Continuer à criminaliser le mouvement kurde pour la liberté en Turquie et renforcer l’autoritarisme turc par de telles décisions ne sert que le président Erdogan et son programme néo-ottomane, islamiste-nationaliste. Cette politique affecte les relations entre le Kurdistan et les États-Unis et renforcera l’instabilité et le sentiment anti-américain.
 
Les Kurdes s’attendent à un soutien américain supplémentaire pour que la révolution en Syrie réussisse en tant que système démocratique en alliance avec les Etats-Unis et l’UE et devienne un exemple pour l’avenir de la Syrie et, en fin de compte, de la région au sens large.
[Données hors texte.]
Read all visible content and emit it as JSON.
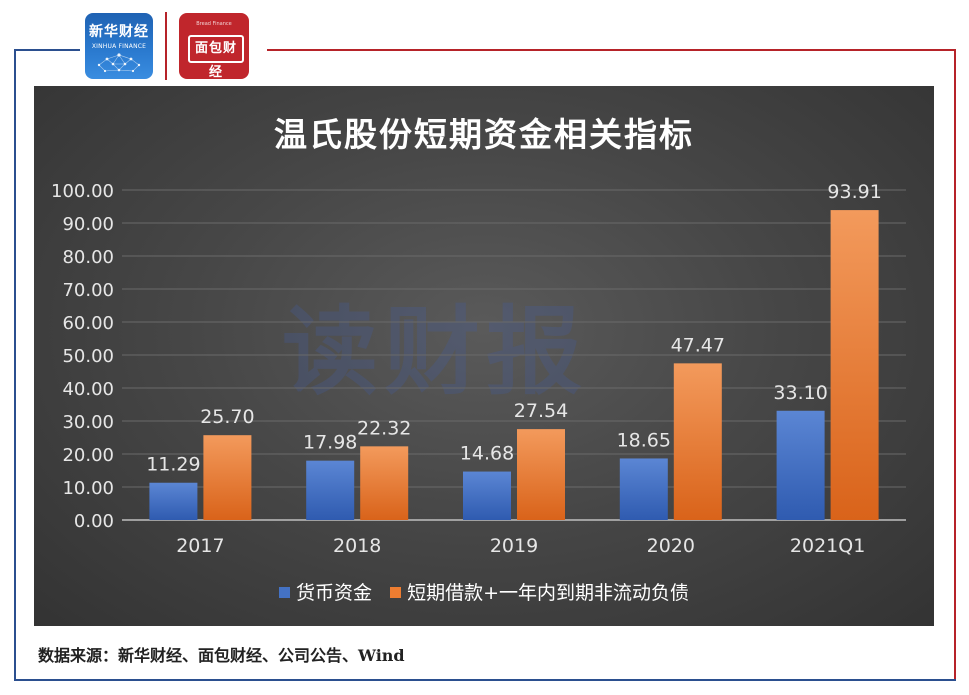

Les Turcs et les Kurdes démocratiques veulent reprendre les pourparlers de paix afin que ni les Turcs ni les Kurdes ne soient plus tués et que la Turquie devienne un modèle de démocratie pour toute la région.
 
L’UE, les États-Unis et l’OTAN peuvent jouer un rôle vital dans l’instauration de la paix en Turquie. Et la paix en Turquie jouera un rôle influent dans la stabilité des pays de la région et la garantie de la défaite de Daesh, qui sont très importants pour la sécurité de l’UE et des États-Unis et l’arrêt de l’afflux des réfugiés vers les pays occidentaux.